Scar Tissue
I’ve often wondered as to what makes me the person I am today. What makes me unique from the people who have been in my life, is it the way I was raised, what religion I followed, or who my friends are? The answer to all of these is “Yes” but the one that Anthony Kiedis pointed out in his biography, “Scar Tissue” may have the most impact of them all, not so much on ourselves but how others view me. Kiedis believed that his life experiences and actions shaped him and made him different from others. I never really thought of my past experiences determining who I am today. I agree that they have an influence how who I’ve become but I shouldn’t be judged on my past experiences alone be the image of who I am, I’ve made mistakes in my life but that doesn’t mean I’m a bad person, and the same goes for Anthony Kiedis.
Being a fan of the Red Hot Chili Peppers (Kiedis is the lead singer and songwriter) I knew Kiedis didn’t have what I consider a normal life. He dealt with experiences throughout his life that most people will never even come close to. He started doing drugs by the time he was thirteen, often stayed out late in the sleazy clubs of Los Angeles as a teenager with his father, or was homeless for a while in his twenties, just to name a few. His life was a time bomb just waiting to go off, but he somehow always managed to battle though and evade what seemed like an inevitable young death. I know that I’d judge this person based on what they’ve done, and I now know it’s wrong, even though I’ve continued to judge others. Anthony looked like a mess during his drug use with long hair, sunken eyes, and a body that was clearly withering away. Though these don’t make Kiedis any less of a person, he knew what he was doing was wrong, and throughout the book we see his compassion blossom as does his fame. He always tried to put his friends and the band first, but would often do drugs and miss practice, and he knew he had to stop before it consumed him, he won a few battles but the war seemed endless. As he became a star he used his fame to benefit others across the world, with many benefit concerts such as one for Huntington Disease because they had a friend whose suffered from it, and others for the freedom of Tibet, with countless others to help world that weren’t mentioned in his biography. I’d never think anyone who went through all the ordeals Kiedis has would turn out to be such a great man and inspire millions.

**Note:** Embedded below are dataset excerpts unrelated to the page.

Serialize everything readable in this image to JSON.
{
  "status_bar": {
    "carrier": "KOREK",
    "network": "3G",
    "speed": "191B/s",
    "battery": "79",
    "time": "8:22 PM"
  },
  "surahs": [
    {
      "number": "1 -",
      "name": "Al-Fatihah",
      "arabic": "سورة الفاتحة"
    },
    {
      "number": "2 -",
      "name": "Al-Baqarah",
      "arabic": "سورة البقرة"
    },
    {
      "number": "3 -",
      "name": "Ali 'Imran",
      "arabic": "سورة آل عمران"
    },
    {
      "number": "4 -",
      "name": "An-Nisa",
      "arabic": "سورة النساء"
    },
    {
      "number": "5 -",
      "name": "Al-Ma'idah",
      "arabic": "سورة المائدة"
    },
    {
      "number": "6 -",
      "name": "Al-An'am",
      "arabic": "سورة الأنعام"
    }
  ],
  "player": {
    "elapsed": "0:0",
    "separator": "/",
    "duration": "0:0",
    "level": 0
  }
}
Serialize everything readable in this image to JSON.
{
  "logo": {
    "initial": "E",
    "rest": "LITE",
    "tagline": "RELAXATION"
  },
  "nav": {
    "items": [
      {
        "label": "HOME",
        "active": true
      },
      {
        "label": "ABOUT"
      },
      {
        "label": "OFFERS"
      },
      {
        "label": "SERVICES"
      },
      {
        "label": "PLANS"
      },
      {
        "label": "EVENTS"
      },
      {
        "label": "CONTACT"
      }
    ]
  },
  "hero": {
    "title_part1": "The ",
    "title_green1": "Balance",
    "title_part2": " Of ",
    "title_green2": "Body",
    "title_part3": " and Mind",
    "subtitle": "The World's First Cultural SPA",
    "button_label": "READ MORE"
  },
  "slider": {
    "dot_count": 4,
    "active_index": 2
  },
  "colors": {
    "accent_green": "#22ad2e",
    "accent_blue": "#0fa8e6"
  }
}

I have led a almost exact opposite life of Anthony. I’ve always had friends and family there to support me, I have a strong faith, and have never even had an encounter to the drug world that he lived every day. But like Anthony I believe I’ve been judged for my actions and experiences in the past and present. I think people who don’t take the time to know me see me as one of those kids who is always trying to deal with the problems immediately and can’t just mellow out and be fun, but I’m actually quite good at both. People my age like to rock and roll all night and party everyday, but I feel because of the position I’ve put myself in with my faith, and organizations like student council, that I’m held to higher expectations. I’m not saying I don’t enjoy being held to a higher expectation but I wish others could see that there is more to me than my actions perseve. Like everyone else I make mistakes, but the faults in a life like mine are more noticable compared to Anthony’s which was composed of faults. In my life I’ve attempted to build up a positive reputation for myself, so when I’m discovered in a negative experience or doing something wrong, I’d take more heat than someone who is expected to be doing wrong.
There are many different parts that build who I am. Every individual has different expereinces that make them unique, and thats what makes our world just awesome. If all people experienced the same life ordeals then it would be like living in a world of robots, with limited distinction among the collective. Even the negative experiences in our life can have a positive result later in life. I know being diagnosed with diabetes doesn’t seem to have many opportunities to be seen as positive, but since I’ve had to live with this disease it has taught me to be more responsible. Both good and bad experiences in my life make me unique based on how I deal with them, I wouldn’t be the same person if I didn’t learn from my mistakes, or didn’t take responsibility in my life.
As individuals we have to learn to not judge a book by it’s cover. I can’t learn enough about a person by just observing their actions and appearance, to understand who they really are. I know I’m guilty of judging others before I get to know them based on their actions. As I stated previously, I don’t want to be judged for the experiences in my life, so it’s not fair that I judge others for what they do, as the bible states “Judge not lest ye be judged - Matthew 7:1″. Meaning that if I judge people I’ll be judged in return. Idealists dream of a world were all individual are free from the judgement of others, but I never see this dream becoming reality. Until the day I can embrace the world as Anthony Kiedis did I feel I will contiue to judge people, and be judged in return. Anthony didn’t care what people thought of him as he battled through life sporting crazy hair, always doing what he wanted to no matter how others perseved it, and rocking our in ridiculous attire, or none at all. I’m not saying I aspire to have the same life experiences as Anthony, but I do aspire to have the same carefree personality free from judgement.